Книга На чужих берегах. В поисках потерянного рая , страница 32. Автор книги Владимир Набоков

Разделитель для чтения книг в онлайн библиотеке

Онлайн книга «На чужих берегах. В поисках потерянного рая »

Cтраница 32

Повернув на Невский, автомобиль минут пять ехал по нему, и как весело бывало без усилия обгонять самых быстрых и храпливых коней – какого-нибудь закутанного в шинель гвардейца в легких санях, запряженных парой вороных под синей сеткой. Мы сворачивали влево по улице с прелестным названием Караванная, навсегда связанной у меня с магазином игрушек Пето и с цирком Чинизелли, из круглой кремовой стены которого выпрастывались каменные лошадиные головы. Наконец, за каналом мы сворачивали на Моховую и там останавливались у ворот училища. Перепрыгнув через подворотню, я бежал по туннельному проходу и пересекал широкий двор к дверям школы.

3

Став одним из лидеров Конституционно-демократической партии, мой отец тем самым презрительно отверг все те чины, которые так обильно шли его предкам. На каком-то банкете он отказался поднять бокал за здоровье монарха – и преспокойно поместил в газетах объявление о продаже придворного мундира.

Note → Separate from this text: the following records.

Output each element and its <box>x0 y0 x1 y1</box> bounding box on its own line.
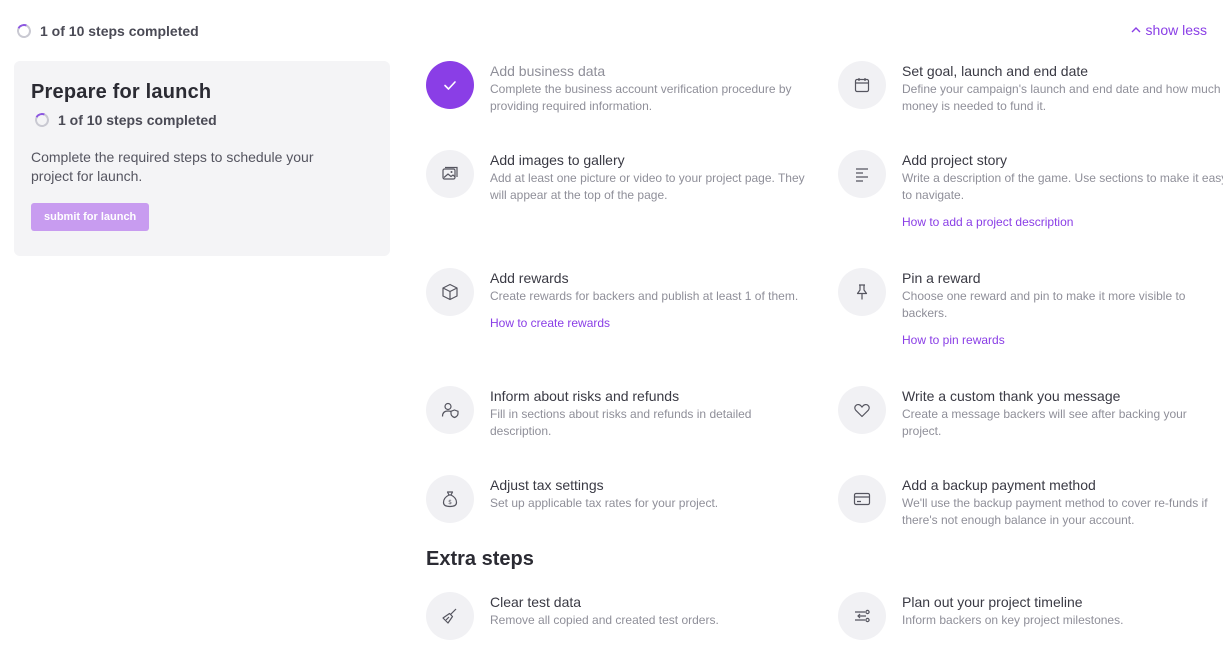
step-title: Set goal, launch and end date <box>902 63 1089 79</box>
extra-steps-heading: Extra steps <box>426 548 534 570</box>
step-item[interactable]: Clear test data Remove all copied and cre… <box>426 592 816 640</box>
step-icon-circle <box>426 150 474 198</box>
step-description: Create a message backers will see after … <box>902 407 1187 438</box>
step-item[interactable]: Write a custom thank you message Create a… <box>838 386 1223 440</box>
step-title: Inform about risks and refunds <box>490 388 680 404</box>
step-item[interactable]: Inform about risks and refunds Fill in se… <box>426 386 816 440</box>
step-content: Clear test data Remove all copied and cre… <box>490 592 719 640</box>
step-icon-circle <box>838 268 886 316</box>
box-icon <box>442 283 458 301</box>
calendar-icon <box>854 78 870 93</box>
step-title: Add project story <box>902 152 1008 168</box>
step-description: Remove all copied and created test order… <box>490 613 719 627</box>
step-item[interactable]: Add business data Complete the business a… <box>426 61 816 115</box>
step-description: Define your campaign's launch and end da… <box>902 82 1221 113</box>
step-item[interactable]: Pin a reward Choose one reward and pin to… <box>838 268 1223 347</box>
step-content: Add rewards Create rewards for backers an… <box>490 268 798 330</box>
step-description: Complete the business account verificati… <box>490 82 792 113</box>
step-item[interactable]: Add rewards Create rewards for backers an… <box>426 268 816 330</box>
overall-progress: 1 of 10 steps completed <box>15 22 199 40</box>
step-icon-circle <box>838 475 886 523</box>
step-content: Add images to gallery Add at least one pi… <box>490 150 816 204</box>
step-description: Write a description of the game. Use sec… <box>902 171 1223 202</box>
step-icon-circle <box>838 386 886 434</box>
pin-icon <box>856 284 868 300</box>
step-icon-circle <box>426 61 474 109</box>
step-title: Add a backup payment method <box>902 477 1096 493</box>
text-lines-icon <box>856 168 868 182</box>
step-icon-circle <box>838 61 886 109</box>
step-title: Clear test data <box>490 594 582 610</box>
step-content: Add business data Complete the business a… <box>490 61 816 115</box>
prepare-title: Prepare for launch <box>31 81 212 103</box>
step-icon-circle <box>838 150 886 198</box>
step-content: Set goal, launch and end date Define your… <box>902 61 1223 115</box>
step-help-link[interactable]: How to add a project description <box>902 215 1223 229</box>
progress-ring-icon <box>33 111 51 129</box>
check-icon <box>444 81 456 90</box>
step-icon-circle <box>426 386 474 434</box>
step-content: Plan out your project timeline Inform bac… <box>902 592 1123 640</box>
step-title: Add business data <box>490 63 606 79</box>
image-gallery-icon <box>442 166 458 180</box>
step-description: Set up applicable tax rates for your pro… <box>490 496 719 510</box>
step-icon-circle <box>426 592 474 640</box>
step-item[interactable]: Set goal, launch and end date Define your… <box>838 61 1223 115</box>
prepare-progress-text: 1 of 10 steps completed <box>58 112 217 128</box>
step-help-link[interactable]: How to pin rewards <box>902 333 1223 347</box>
step-description: Choose one reward and pin to make it mor… <box>902 289 1186 320</box>
step-item[interactable]: Add a backup payment method We'll use the… <box>838 475 1223 529</box>
step-title: Write a custom thank you message <box>902 388 1121 404</box>
user-shield-icon <box>441 402 459 419</box>
prepare-description: Complete the required steps to schedule … <box>31 149 314 184</box>
step-icon-circle <box>838 592 886 640</box>
prepare-for-launch-card: Prepare for launch 1 of 10 steps complet… <box>14 61 390 256</box>
step-description: Fill in sections about risks and refunds… <box>490 407 752 438</box>
step-description: We'll use the backup payment method to c… <box>902 496 1208 527</box>
credit-card-icon <box>853 492 871 506</box>
prepare-progress: 1 of 10 steps completed <box>33 111 373 129</box>
step-item[interactable]: $ Adjust tax settings Set up applicable ta… <box>426 475 816 523</box>
step-content: Adjust tax settings Set up applicable tax… <box>490 475 718 523</box>
step-title: Pin a reward <box>902 270 981 286</box>
timeline-icon <box>855 609 870 623</box>
progress-ring-icon <box>15 22 33 40</box>
step-title: Add rewards <box>490 270 569 286</box>
svg-text:$: $ <box>448 499 452 506</box>
step-icon-circle <box>426 268 474 316</box>
step-description: Create rewards for backers and publish a… <box>490 289 799 303</box>
step-title: Adjust tax settings <box>490 477 604 493</box>
step-description: Inform backers on key project milestones… <box>902 613 1124 627</box>
step-item[interactable]: Add images to gallery Add at least one pi… <box>426 150 816 204</box>
step-title: Plan out your project timeline <box>902 594 1083 610</box>
show-less-button[interactable]: show less <box>1130 22 1207 38</box>
money-bag-icon: $ <box>442 491 458 508</box>
step-description: Add at least one picture or video to you… <box>490 171 805 202</box>
step-content: Pin a reward Choose one reward and pin to… <box>902 268 1223 347</box>
chevron-up-icon <box>1131 27 1141 33</box>
step-icon-circle: $ <box>426 475 474 523</box>
show-less-label: show less <box>1145 22 1207 38</box>
step-title: Add images to gallery <box>490 152 625 168</box>
broom-icon <box>442 608 457 624</box>
step-content: Inform about risks and refunds Fill in se… <box>490 386 816 440</box>
step-item[interactable]: Add project story Write a description of … <box>838 150 1223 229</box>
step-content: Add project story Write a description of … <box>902 150 1223 229</box>
progress-text: 1 of 10 steps completed <box>40 23 199 39</box>
submit-for-launch-button[interactable]: submit for launch <box>31 203 150 231</box>
heart-icon <box>854 403 870 418</box>
step-item[interactable]: Plan out your project timeline Inform bac… <box>838 592 1223 640</box>
step-content: Add a backup payment method We'll use the… <box>902 475 1223 529</box>
step-help-link[interactable]: How to create rewards <box>490 316 798 330</box>
step-content: Write a custom thank you message Create a… <box>902 386 1223 440</box>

Училище, в которое он меня определил, было подчеркнуто передовое. Как мне пришлось более подробно объяснить в американском издании этой книги, классовые и религиозные различия в Тенишевском училище отсутствовали, ученики формы не носили, в старших семестрах преподавались такие штуки, как законоведение, и по мере сил поощрялся всякий спорт. За вычетом этих особенностей, Тенишевское не отличалось ничем от всех прочих школ мира. Как во всех школах мира (да будет мне позволено подделаться тут под толстовский дидактический говорок), ученики терпели некоторых учителей, а других ненавидели. Как во всех школах, между мальчиками происходил постоянный обмен непристойных острот и физиологических сведений; и, как во всех школах, не полагалось слишком выделяться. Я был превосходным спортсменом; учился без особых потуг, балансируя между настроением и необходимостью; не отдавал школе ни одной крупицы души, сберегая все свои силы для домашних отрад – своих игр, своих увлечений и причуд, своих бабочек, своих любимых книг, – и в общем не очень бы страдал в школе, если бы дирекция только поменьше заботилась о спасении моей гражданской души. Меня обвиняли в нежелании «приобщиться к среде», в надменном щегольстве французскими и английскими выражениями (которые попадали в мои русские сочинения только потому, что я валял первое, что приходило на язык), в категорическом отказе пользоваться отвратительно мокрым полотенцем и общим розовым мылом в умывальной, в том, что я брезговал захватанным серым хлебом и чуждым мне чаем, и в том, что при драках я пользовался по-английски наружными костяшками кулака, а не нижней его стороной. Один из наиболее общественно настроенных школьных наставников, плохо разбиравшийся в иностранных играх, хотя весьма одобрявший их группово-социальное значение, пристал ко мне однажды с вопросом, почему, играя в футбол, я (страстно ушедший в голкиперство, как иной уходит в суровое подвижничество) все стою где-то «на задворках», а не бегаю с другими «ребятами». Особой причиной раздражения было еще то, что шофер «в ливрее» привозит «барчука» на автомобиле, между тем как большинство хороших тенишевцев пользуется трамваем.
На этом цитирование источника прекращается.